Chapitre 14/10713%~9 min de lecture1 603 mots

Le verrou caché se souleva, et une bande d'air tiède s'échappa sous les fougères.

Ça sentait les racines bouillies, le tissu mouillé, et trop de gens entassés dans trop peu d'espace.

Mataon n'avait jamais été aussi heureux de sentir la mauvaise soupe.

L'ouverture ne s'élargissait pas au-delà des épaules d'un homme. Tovan passa le premier. Ivara poussa Orvek derrière lui, puis désigna la lance de Mataon, sa ceinture, et l'étagère de pierre étroite près de l'entrée.

« Douane, » marmonna Mataon.

« Quarantaine, » corrigea Zahr.

« J'ai connu des contrôles d'aéroport moins suspicieux. »

« Tu es arrivé avec une anomalie divine et une seule chaussure. »

« C'est du profilage. »

La voix d'Almina coupa court. « Vous retardez les soins médicaux pour discuter de bagages imaginaires. »

Mataon posa la lance grossière, la gourde, le lien de vigne, et chaque pierre libre de ses poches sur l'étagère. Orvek garda son couteau. Barni passa sans rien abandonner.

« Favoritisme, » dit Mataon.

La queue de Barni se dressa.

Le passage au-delà du verrou faisait deux coudes avant de s'ouvrir sur une basse chambre maintenue par des racines plus épaisses que la taille de Mataon. Des fougères poussaient au plafond. Leurs faces pâles filtraient la lumière du jour en une lueur verte terne.

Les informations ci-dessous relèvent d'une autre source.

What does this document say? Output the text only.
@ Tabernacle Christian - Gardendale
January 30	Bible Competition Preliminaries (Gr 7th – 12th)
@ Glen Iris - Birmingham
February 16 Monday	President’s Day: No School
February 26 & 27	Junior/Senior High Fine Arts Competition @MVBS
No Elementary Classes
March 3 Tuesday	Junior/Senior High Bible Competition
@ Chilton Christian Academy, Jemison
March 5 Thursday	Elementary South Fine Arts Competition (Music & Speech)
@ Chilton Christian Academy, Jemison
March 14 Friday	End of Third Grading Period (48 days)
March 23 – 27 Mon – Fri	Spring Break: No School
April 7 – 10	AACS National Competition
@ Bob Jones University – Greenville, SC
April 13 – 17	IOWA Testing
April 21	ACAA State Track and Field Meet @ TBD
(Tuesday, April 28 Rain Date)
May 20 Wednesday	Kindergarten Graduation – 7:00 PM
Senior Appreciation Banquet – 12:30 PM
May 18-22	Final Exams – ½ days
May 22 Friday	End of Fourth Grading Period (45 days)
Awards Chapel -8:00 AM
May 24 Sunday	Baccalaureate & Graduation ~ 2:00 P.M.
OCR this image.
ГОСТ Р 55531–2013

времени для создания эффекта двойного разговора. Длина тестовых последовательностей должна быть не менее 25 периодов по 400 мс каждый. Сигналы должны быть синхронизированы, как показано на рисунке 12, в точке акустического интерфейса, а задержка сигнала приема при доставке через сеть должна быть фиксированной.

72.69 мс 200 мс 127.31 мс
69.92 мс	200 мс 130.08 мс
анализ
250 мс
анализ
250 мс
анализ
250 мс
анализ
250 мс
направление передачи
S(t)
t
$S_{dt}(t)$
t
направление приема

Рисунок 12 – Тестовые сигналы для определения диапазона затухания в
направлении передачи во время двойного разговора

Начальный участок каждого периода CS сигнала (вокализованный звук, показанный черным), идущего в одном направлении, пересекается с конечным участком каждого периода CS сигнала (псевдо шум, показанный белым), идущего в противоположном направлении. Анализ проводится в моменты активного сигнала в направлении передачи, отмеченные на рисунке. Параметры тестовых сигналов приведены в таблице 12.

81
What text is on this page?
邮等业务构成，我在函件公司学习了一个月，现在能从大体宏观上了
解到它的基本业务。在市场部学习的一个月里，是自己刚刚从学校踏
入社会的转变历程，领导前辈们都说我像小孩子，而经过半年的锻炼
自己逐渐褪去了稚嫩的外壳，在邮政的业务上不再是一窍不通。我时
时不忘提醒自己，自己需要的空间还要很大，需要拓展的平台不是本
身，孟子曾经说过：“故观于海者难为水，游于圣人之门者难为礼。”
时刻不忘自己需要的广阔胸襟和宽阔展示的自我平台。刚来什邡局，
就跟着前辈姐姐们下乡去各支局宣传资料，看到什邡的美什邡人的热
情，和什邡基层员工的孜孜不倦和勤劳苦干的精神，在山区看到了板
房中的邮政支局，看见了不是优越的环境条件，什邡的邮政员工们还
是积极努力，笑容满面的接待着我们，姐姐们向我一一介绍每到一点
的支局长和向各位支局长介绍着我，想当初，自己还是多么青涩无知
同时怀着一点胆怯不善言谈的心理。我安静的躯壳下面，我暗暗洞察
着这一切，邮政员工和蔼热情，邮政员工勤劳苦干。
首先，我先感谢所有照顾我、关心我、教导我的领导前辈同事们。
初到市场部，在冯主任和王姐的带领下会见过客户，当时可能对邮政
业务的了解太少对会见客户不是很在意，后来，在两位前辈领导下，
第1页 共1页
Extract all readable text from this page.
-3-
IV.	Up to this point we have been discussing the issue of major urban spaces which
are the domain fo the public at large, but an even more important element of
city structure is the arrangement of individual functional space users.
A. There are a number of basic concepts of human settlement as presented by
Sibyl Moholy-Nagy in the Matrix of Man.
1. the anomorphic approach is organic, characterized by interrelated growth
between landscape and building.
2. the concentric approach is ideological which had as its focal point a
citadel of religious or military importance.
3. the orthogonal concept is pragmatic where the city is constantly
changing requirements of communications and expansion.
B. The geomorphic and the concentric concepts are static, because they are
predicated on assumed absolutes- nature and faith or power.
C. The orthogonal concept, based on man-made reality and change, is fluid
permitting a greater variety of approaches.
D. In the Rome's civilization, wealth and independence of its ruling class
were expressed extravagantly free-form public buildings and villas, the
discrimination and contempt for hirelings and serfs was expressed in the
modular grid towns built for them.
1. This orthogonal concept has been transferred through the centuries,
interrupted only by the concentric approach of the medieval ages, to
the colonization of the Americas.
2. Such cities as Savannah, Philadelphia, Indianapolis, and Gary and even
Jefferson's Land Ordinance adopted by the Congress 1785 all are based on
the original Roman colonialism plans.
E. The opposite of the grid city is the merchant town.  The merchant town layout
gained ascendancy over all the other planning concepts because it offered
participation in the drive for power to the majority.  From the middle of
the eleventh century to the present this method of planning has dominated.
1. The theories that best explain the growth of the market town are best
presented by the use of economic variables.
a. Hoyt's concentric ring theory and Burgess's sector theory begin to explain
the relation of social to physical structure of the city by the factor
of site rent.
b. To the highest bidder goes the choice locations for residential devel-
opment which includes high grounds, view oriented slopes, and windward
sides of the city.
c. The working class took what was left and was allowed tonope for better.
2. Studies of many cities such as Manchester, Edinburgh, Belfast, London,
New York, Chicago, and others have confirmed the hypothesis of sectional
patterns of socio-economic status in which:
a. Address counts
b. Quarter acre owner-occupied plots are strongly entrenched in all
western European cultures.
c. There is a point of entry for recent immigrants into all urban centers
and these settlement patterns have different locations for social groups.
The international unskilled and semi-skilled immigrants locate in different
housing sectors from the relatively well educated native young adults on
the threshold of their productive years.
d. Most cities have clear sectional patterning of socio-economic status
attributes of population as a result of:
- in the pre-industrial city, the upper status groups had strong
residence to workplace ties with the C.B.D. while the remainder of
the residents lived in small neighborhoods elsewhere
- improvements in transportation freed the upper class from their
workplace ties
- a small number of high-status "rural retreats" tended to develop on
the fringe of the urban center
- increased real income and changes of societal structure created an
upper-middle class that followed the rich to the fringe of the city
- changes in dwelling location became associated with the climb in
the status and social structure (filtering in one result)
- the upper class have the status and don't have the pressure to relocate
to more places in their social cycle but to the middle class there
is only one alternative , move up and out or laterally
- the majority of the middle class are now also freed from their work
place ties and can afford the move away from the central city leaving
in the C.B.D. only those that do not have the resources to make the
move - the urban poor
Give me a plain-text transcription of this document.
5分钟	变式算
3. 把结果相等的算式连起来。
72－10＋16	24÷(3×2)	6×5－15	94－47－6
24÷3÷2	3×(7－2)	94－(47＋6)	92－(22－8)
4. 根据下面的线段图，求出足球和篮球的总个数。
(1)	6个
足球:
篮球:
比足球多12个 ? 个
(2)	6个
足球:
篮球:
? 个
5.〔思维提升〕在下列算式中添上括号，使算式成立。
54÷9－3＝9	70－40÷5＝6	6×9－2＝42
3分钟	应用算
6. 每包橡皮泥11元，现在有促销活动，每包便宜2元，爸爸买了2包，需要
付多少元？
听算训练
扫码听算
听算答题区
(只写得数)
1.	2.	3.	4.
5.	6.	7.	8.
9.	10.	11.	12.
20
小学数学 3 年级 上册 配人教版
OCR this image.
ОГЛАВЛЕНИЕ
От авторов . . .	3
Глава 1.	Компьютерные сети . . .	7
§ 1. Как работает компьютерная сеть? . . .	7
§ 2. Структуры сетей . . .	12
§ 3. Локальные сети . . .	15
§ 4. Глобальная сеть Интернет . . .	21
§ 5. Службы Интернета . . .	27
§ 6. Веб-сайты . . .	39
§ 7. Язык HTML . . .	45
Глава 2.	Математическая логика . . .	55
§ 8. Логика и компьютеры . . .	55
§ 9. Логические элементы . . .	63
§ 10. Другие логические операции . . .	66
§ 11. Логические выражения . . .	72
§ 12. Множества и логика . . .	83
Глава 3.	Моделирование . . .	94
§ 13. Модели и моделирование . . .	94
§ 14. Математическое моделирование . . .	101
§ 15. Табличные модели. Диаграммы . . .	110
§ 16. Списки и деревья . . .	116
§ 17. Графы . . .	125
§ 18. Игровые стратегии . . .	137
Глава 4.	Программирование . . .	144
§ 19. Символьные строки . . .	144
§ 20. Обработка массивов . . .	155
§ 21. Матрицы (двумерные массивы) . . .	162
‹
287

Personne n'avait bâti de village là.

Ils avaient bâti un processus.

Une ligne marquée séparait les arrivants des résidents. Trois lits de camp étaient dressés près d'un abreuvoir. Les ballots étaient pesés, les chaussures grattées propres, les blessures examinées, et chaque nouveau venu recevait une bande de tissu teint nouée au poignet.

Les couleurs avaient leurs fonctions. Le bleu dirigeait vers les lits. Le brun menait à un mur de rangement. Le vert disparaissait derrière un rideau occidental. Une bande noire pendait d'un piquet vide près de l'entrée. Personne n'en portait.

Deux sorties étaient visibles. Une troisième était suggérée par des empreintes s'arrêtant sous une étagère. La nourriture était stockée en hauteur, l'eau en bas, les armes à portée des résidents mais pas des arrivants. Le refuge pouvait déplacer les gens, les soigner, et les faire disparaître à nouveau. Il ne pouvait pas survivre à un siège.

Mataon compta quatorze personnes avant que le mouvement ne rende le comptage peu fiable. Des Elfes des Bois, des Bestiaux, deux Hauts Gobelins, et un homme humain aux tempes grisonnantes.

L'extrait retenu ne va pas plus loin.